NASA's Curiosity Rover Finds Remnants of Ancient Streambed on Mars

Posted on September 27, 2012

Curiosity Mars Ancient Streambed

NASA's Curiosity rover has found remnants of an ancient streambed on Mars. NASA has named the site Hottah after Hottah Lake in Canada's Northwest Territories. NASA says the evidence for the ancient stream size and rounded shape of the gravel in and around the bedrock.

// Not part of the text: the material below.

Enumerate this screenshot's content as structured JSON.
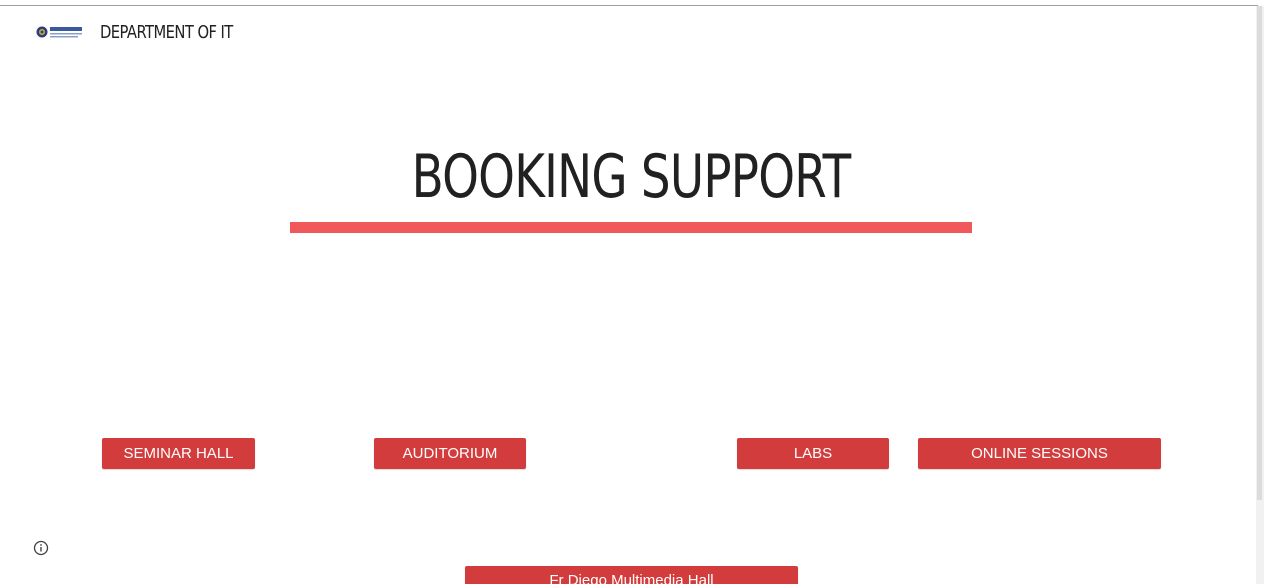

The key evidence for the ancient stream comes from the size and rounded shape of the gravel in and around the bedrock. Hottah has pieces of gravel embedded in it, called clasts, up to a couple inches (few centimeters) in size and located within a matrix of sand-sized material. Some of the clasts are round in shape, leading the science team to conclude they were transported by a vigorous flow of water. The grains are too large to have been moved by wind.
You can see a close-up of these rounded gravel calsts here.

Curiosity science co-investigator William Dietrich of the University of California, Berkeley, said in a statement, "From the size of gravels it carried, we can interpret the water was moving about 3 feet per second, with a depth somewhere between ankle and hip deep. Plenty of papers have been written about channels on Mars with many different hypotheses about the flows in them. This is the first time we're actually seeing water-transported gravel on Mars. This is a transition from speculation about the size of streambed material to direct observation of it."

The Hottah site lies between the north rim of Gale Crater and the base of Mount Sharp. Mount Sharp remains Curiosity's main destination because the clay and sulfate materials NASA detected there are good preservers of carbon-based organic chemicals, which are potential ingredients for life.